There is no way to decide how to combine these elements; instead it is necessary to develop a logical "inference chain" (Lesh, Lovitts and and Kelly, 2000). This set of reasoning should be consistent, clear (can be copied by other researchers), and must be persuasive to skeptical readers (eg, such counter-facts are solved).
Both quantitative and qualitative exact studies embody the same reasoning logic (King, Keohane and Verba, 1994). The inference of this reasoning is supported by a clear statement of how to reach the conclusion of this study. How can I determine if the evidence is valid? How to consider or abandon alternate descriptions How is the relationship between data and conceptual or theoretical framework formed?
The nature of this series of reasoning depends on the design of the research, and the design of the research also depends on the problem to be investigated. Does the research develop, extend, modify or test the hypothesis? Its purpose is to decide. How does it work? Under what circumstances is it effective? If the purpose of the study is to validate the hypotheses mentioned in the form of "if-then" rules, the success of reasoning may depend on the extent to which the measurement rules predict the outcome under various conditions there is. If the objective is to create a description of a complex system such as an intracellular organelle or a hierarchical social organization, the success of reasoning is dependent on the fidelity and internal consistency of the observation method applied to the various components, It depends on the reliability of it. collected. Inference of research design and its reasoning must demonstrate the subtle nature of the questions asked and a thorough understanding of the procedures used to answer them.

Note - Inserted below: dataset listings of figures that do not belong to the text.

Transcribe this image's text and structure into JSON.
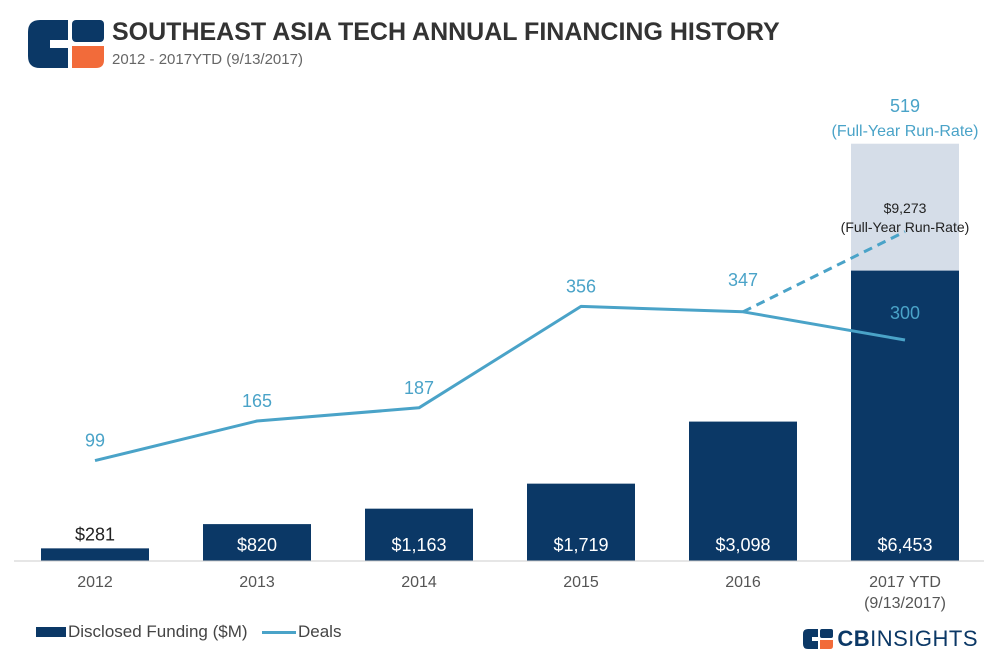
{
  "header": {
    "title": "SOUTHEAST ASIA TECH ANNUAL FINANCING HISTORY",
    "subtitle": "2012 - 2017YTD  (9/13/2017)"
  },
  "colors": {
    "bar": "#0b3866",
    "bar_runrate": "#d5dde8",
    "line": "#4aa3c8",
    "axis_text": "#555555",
    "logo_orange": "#f26b3a"
  },
  "chart_data": {
    "type": "bar",
    "categories": [
      "2012",
      "2013",
      "2014",
      "2015",
      "2016",
      "2017 YTD"
    ],
    "category_sublabels": [
      "",
      "",
      "",
      "",
      "",
      "(9/13/2017)"
    ],
    "series": [
      {
        "name": "Disclosed Funding ($M)",
        "type": "bar",
        "axis": "left",
        "values": [
          281,
          820,
          1163,
          1719,
          3098,
          6453
        ],
        "labels": [
          "$281",
          "$820",
          "$1,163",
          "$1,719",
          "$3,098",
          "$6,453"
        ]
      },
      {
        "name": "Deals",
        "type": "line",
        "axis": "right",
        "values": [
          99,
          165,
          187,
          356,
          347,
          300
        ],
        "labels": [
          "99",
          "165",
          "187",
          "356",
          "347",
          "300"
        ]
      }
    ],
    "run_rate": {
      "funding_value": 9273,
      "funding_label": "$9,273",
      "funding_note": "(Full-Year Run-Rate)",
      "deals_value": 519,
      "deals_label": "519",
      "deals_note": "(Full-Year Run-Rate)"
    },
    "funding_axis_range": [
      0,
      10000
    ],
    "deals_axis_range": [
      0,
      600
    ],
    "legend": [
      "Disclosed Funding ($M)",
      "Deals"
    ],
    "legend_position": "bottom-left",
    "grid": false
  },
  "legend": {
    "funding": "Disclosed Funding ($M)",
    "deals": "Deals"
  },
  "brand": {
    "strong": "CB",
    "light": "INSIGHTS"
  }
}
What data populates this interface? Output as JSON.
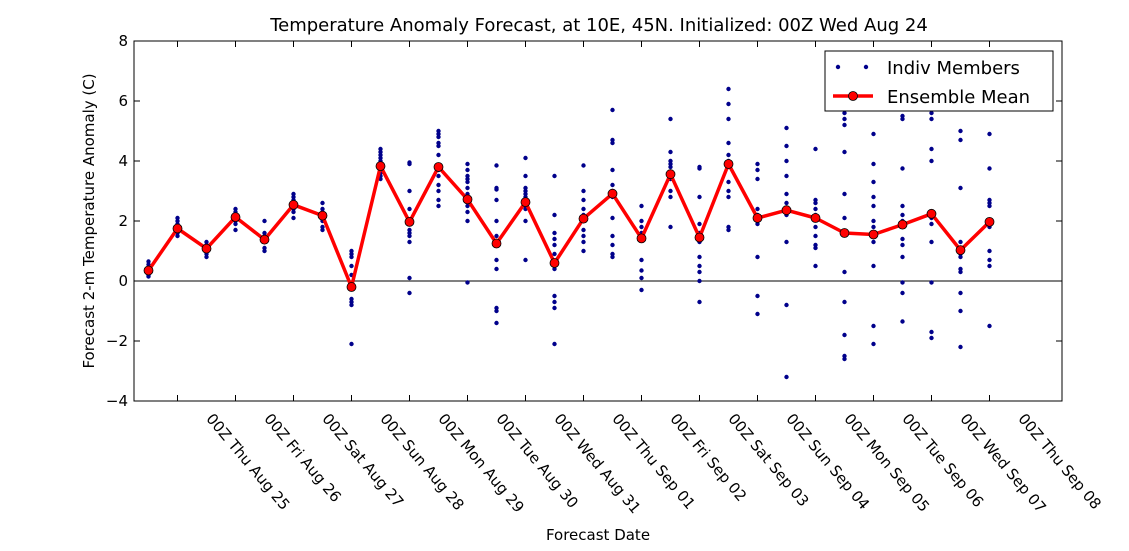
{
  "chart_data": {
    "type": "scatter",
    "title": "Temperature Anomaly Forecast, at 10E, 45N.  Initialized: 00Z Wed Aug 24",
    "xlabel": "Forecast Date",
    "ylabel": "Forecast 2-m Temperature Anomaly (C)",
    "ylim": [
      -4,
      8
    ],
    "yticks": [
      -4,
      -2,
      0,
      2,
      4,
      6,
      8
    ],
    "xlim": [
      -0.5,
      31.5
    ],
    "xticks": [
      {
        "x": 1,
        "label": "00Z Thu Aug 25"
      },
      {
        "x": 3,
        "label": "00Z Fri Aug 26"
      },
      {
        "x": 5,
        "label": "00Z Sat Aug 27"
      },
      {
        "x": 7,
        "label": "00Z Sun Aug 28"
      },
      {
        "x": 9,
        "label": "00Z Mon Aug 29"
      },
      {
        "x": 11,
        "label": "00Z Tue Aug 30"
      },
      {
        "x": 13,
        "label": "00Z Wed Aug 31"
      },
      {
        "x": 15,
        "label": "00Z Thu Sep 01"
      },
      {
        "x": 17,
        "label": "00Z Fri Sep 02"
      },
      {
        "x": 19,
        "label": "00Z Sat Sep 03"
      },
      {
        "x": 21,
        "label": "00Z Sun Sep 04"
      },
      {
        "x": 23,
        "label": "00Z Mon Sep 05"
      },
      {
        "x": 25,
        "label": "00Z Tue Sep 06"
      },
      {
        "x": 27,
        "label": "00Z Wed Sep 07"
      },
      {
        "x": 29,
        "label": "00Z Thu Sep 08"
      }
    ],
    "zero_line": true,
    "grid": false,
    "legend": "top-right",
    "series": [
      {
        "name": "Indiv Members",
        "style": "points",
        "color": "#00008b",
        "values": [
          [
            0.15,
            0.2,
            0.3,
            0.4,
            0.45,
            0.55,
            0.65
          ],
          [
            1.5,
            1.6,
            1.7,
            1.8,
            1.9,
            2.0,
            2.1
          ],
          [
            0.8,
            0.9,
            1.0,
            1.1,
            1.2,
            1.3
          ],
          [
            1.7,
            1.9,
            2.0,
            2.1,
            2.2,
            2.3,
            2.4
          ],
          [
            1.0,
            1.1,
            1.3,
            1.4,
            1.5,
            1.6,
            2.0
          ],
          [
            2.1,
            2.3,
            2.4,
            2.5,
            2.6,
            2.7,
            2.8,
            2.9
          ],
          [
            1.7,
            1.8,
            2.0,
            2.2,
            2.3,
            2.4,
            2.6
          ],
          [
            -2.1,
            -0.8,
            -0.7,
            -0.6,
            -0.2,
            0.2,
            0.5,
            0.8,
            0.9,
            1.0
          ],
          [
            3.4,
            3.5,
            3.6,
            3.7,
            3.8,
            3.9,
            4.0,
            4.1,
            4.2,
            4.3,
            4.4
          ],
          [
            -0.4,
            0.1,
            1.3,
            1.5,
            1.6,
            1.7,
            2.0,
            2.4,
            3.0,
            3.9,
            3.95
          ],
          [
            2.5,
            2.7,
            3.0,
            3.2,
            3.5,
            3.7,
            4.2,
            4.5,
            4.6,
            4.8,
            4.9,
            5.0
          ],
          [
            -0.05,
            2.0,
            2.3,
            2.5,
            2.9,
            3.1,
            3.3,
            3.4,
            3.5,
            3.7,
            3.9
          ],
          [
            -1.4,
            -1.0,
            -0.9,
            0.4,
            0.7,
            1.2,
            1.5,
            2.0,
            2.7,
            3.05,
            3.1,
            3.85
          ],
          [
            0.7,
            2.0,
            2.4,
            2.5,
            2.6,
            2.8,
            2.9,
            3.0,
            3.1,
            3.5,
            4.1
          ],
          [
            -2.1,
            -0.9,
            -0.7,
            -0.5,
            0.4,
            0.6,
            0.9,
            1.2,
            1.4,
            1.6,
            2.2,
            3.5
          ],
          [
            1.0,
            1.3,
            1.5,
            1.7,
            2.0,
            2.2,
            2.4,
            2.7,
            3.0,
            3.85
          ],
          [
            0.8,
            0.9,
            1.2,
            1.5,
            2.1,
            2.8,
            3.0,
            3.2,
            3.7,
            4.6,
            4.7,
            5.7
          ],
          [
            -0.3,
            0.1,
            0.35,
            0.7,
            1.4,
            1.6,
            1.8,
            2.0,
            2.5
          ],
          [
            1.8,
            2.8,
            3.0,
            3.4,
            3.6,
            3.8,
            3.9,
            4.0,
            4.3,
            5.4
          ],
          [
            -0.7,
            0.0,
            0.3,
            0.5,
            0.8,
            1.3,
            1.6,
            1.9,
            2.8,
            3.75,
            3.8
          ],
          [
            1.7,
            1.8,
            2.8,
            3.0,
            3.3,
            3.8,
            4.0,
            4.2,
            4.6,
            5.4,
            5.9,
            6.4
          ],
          [
            -1.1,
            -0.5,
            0.8,
            1.9,
            2.2,
            2.4,
            3.4,
            3.7,
            3.9
          ],
          [
            -3.2,
            -0.8,
            1.3,
            2.2,
            2.6,
            2.9,
            3.5,
            4.0,
            4.5,
            5.1
          ],
          [
            0.5,
            1.1,
            1.2,
            1.5,
            1.8,
            2.2,
            2.4,
            2.6,
            2.7,
            4.4
          ],
          [
            -2.6,
            -2.5,
            -1.8,
            -0.7,
            0.3,
            1.6,
            2.1,
            2.9,
            4.3,
            5.2,
            5.4,
            5.6,
            5.8
          ],
          [
            -2.1,
            -1.5,
            0.5,
            1.3,
            1.6,
            1.8,
            2.0,
            2.5,
            2.8,
            3.3,
            3.9,
            4.9
          ],
          [
            -1.35,
            -0.4,
            -0.05,
            0.8,
            1.2,
            1.4,
            2.0,
            2.2,
            2.5,
            3.75,
            5.4,
            5.5
          ],
          [
            -1.9,
            -1.7,
            -0.05,
            1.3,
            1.9,
            2.1,
            2.3,
            4.0,
            4.4,
            5.4,
            5.6
          ],
          [
            -2.2,
            -1.0,
            -0.4,
            0.3,
            0.4,
            0.8,
            0.9,
            1.1,
            1.3,
            3.1,
            4.7,
            5.0
          ],
          [
            -1.5,
            0.5,
            0.7,
            1.0,
            1.8,
            2.0,
            2.5,
            2.6,
            2.7,
            3.75,
            4.9
          ]
        ]
      },
      {
        "name": "Ensemble Mean",
        "style": "line",
        "color": "#ff0000",
        "values": [
          0.35,
          1.75,
          1.08,
          2.13,
          1.38,
          2.54,
          2.18,
          -0.2,
          3.83,
          1.97,
          3.8,
          2.72,
          1.25,
          2.63,
          0.6,
          2.08,
          2.91,
          1.42,
          3.56,
          1.45,
          3.9,
          2.1,
          2.36,
          2.1,
          1.6,
          1.55,
          1.88,
          2.24,
          1.03,
          1.97
        ]
      }
    ]
  }
}
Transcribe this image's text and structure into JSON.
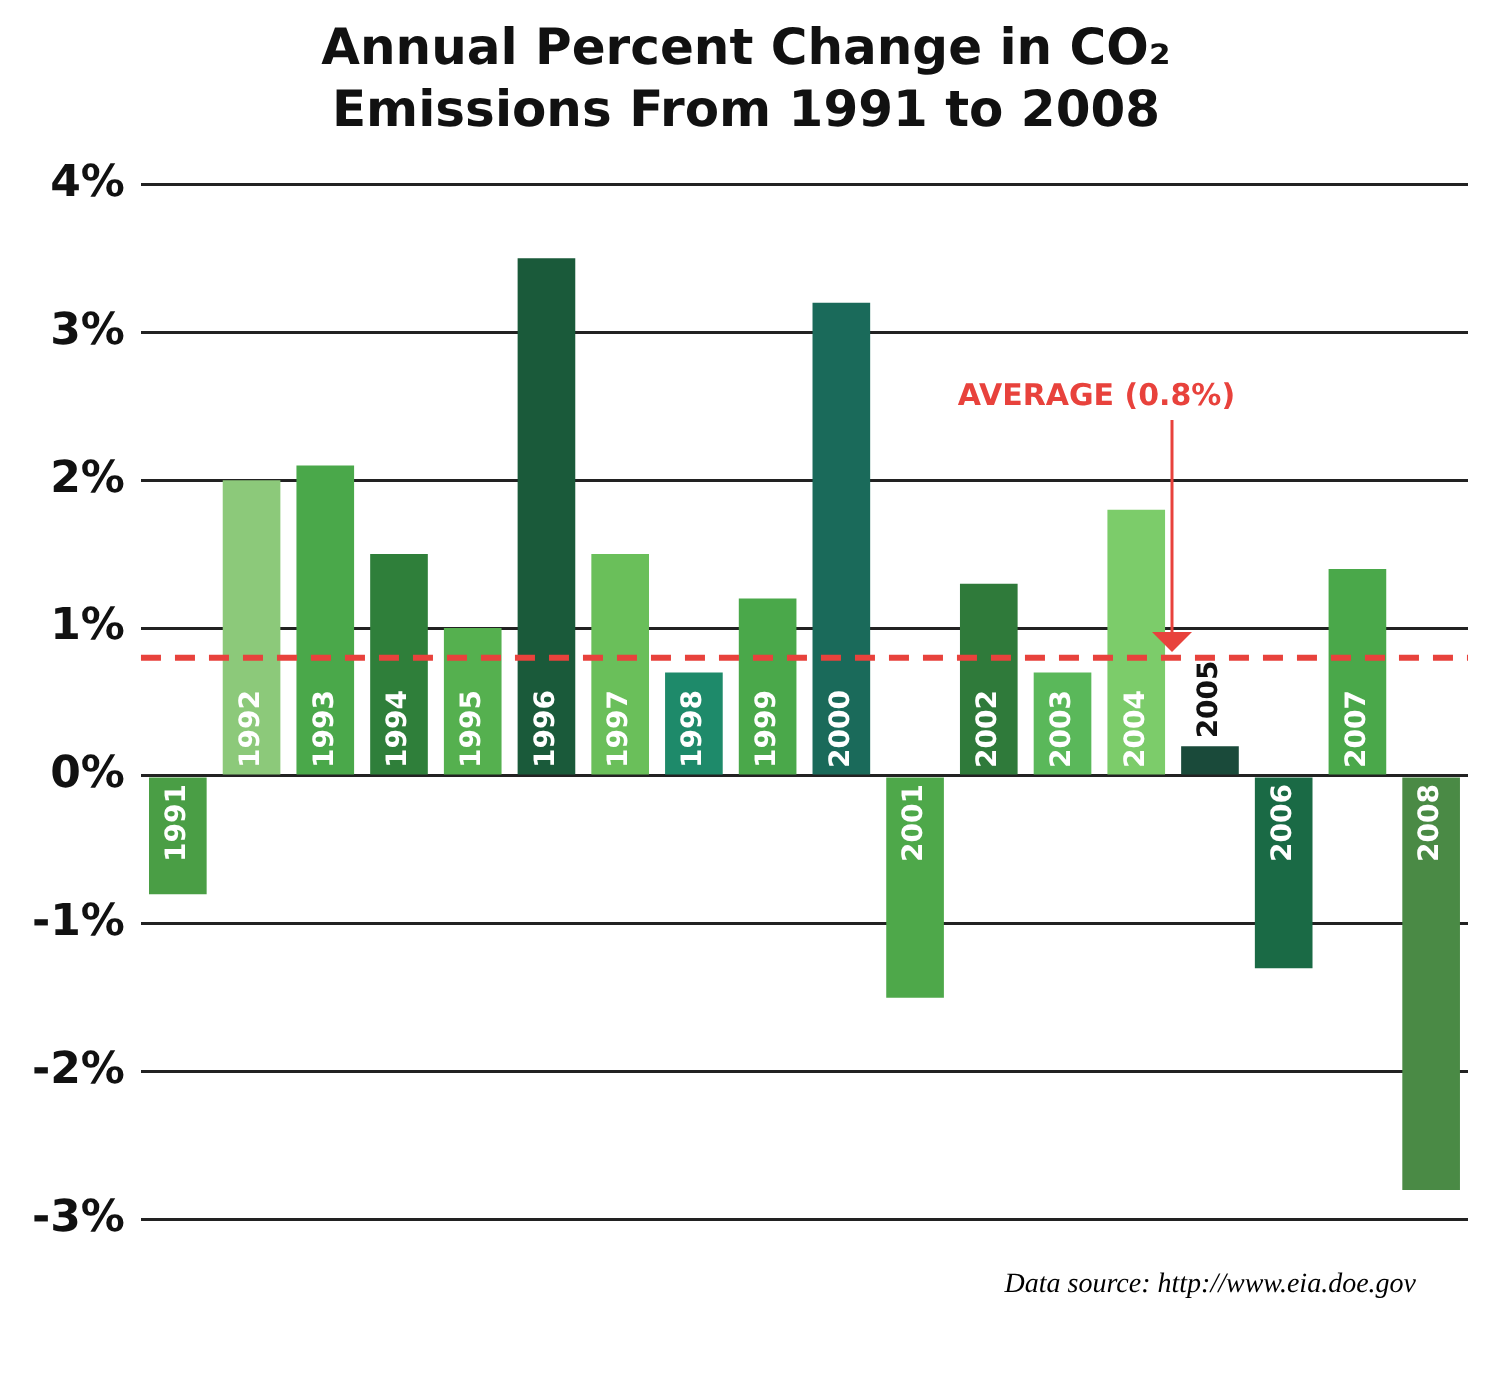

For example, Muller (1994) collected data on orbital sinks of the earth over 100,000 years and combined it with the emergence of ice age. However, we excluded the possibility of orbital eccentricity as a cause of ice age and estimated the orbit of the earth. Rebound can lead to the Ice Age (see box 3-2). Putnam finds that various methods are used to rigorously test his hypothesis about the impact of democratic system success in rigorous testing in various social environments and the importance of evidence is supported It was.
Many of the disputes surrounding educational research design have focused on whether the research is scientific, as determined by the National Research Council (NRC) Science Education Research (2002). Discussions will center on the use of scientific methods to study educational problems. The position of the NRC is generally supported by some people (Feuer, Towne, & Shavelson, 2002; Slavin, 2002) and has been warned or rejected (Berliner, 2002; Erickson & Gutierrez, 2002; Olson, 2004; St. Pierre , 2002). Research design, research funding and politics are interrelated (Burkhardt & Schoenfeld, 2003). The Obama administration has done a lot of work to restore the importance of scientific knowledge in policy making, but people can never think that this change is permanent.
Universality is the central foundation of scientific research in teaching methods. In the report of the National Research Council in 2002, the editor said that the "regularity of intergroup models and time crossing models" is the cause of generalization rather than replication itself. Of course, the purpose of this scientific approach has not changed. It is to specify a generalized model (p. Generalization is a powerful statistical tool that enables researchers to predict patterns of behavior within groups based on measures of behavior obtained from demographic samples, such as the percentage of people voting as independent groups is. It is attractive to policy makers because it shows that specific solutions are ubiquitous in the population. The value of generalization is more limited as related actions become more complex as the way students learn ethical behavior. Lincoln and Guba (1985) explained well about this limitation.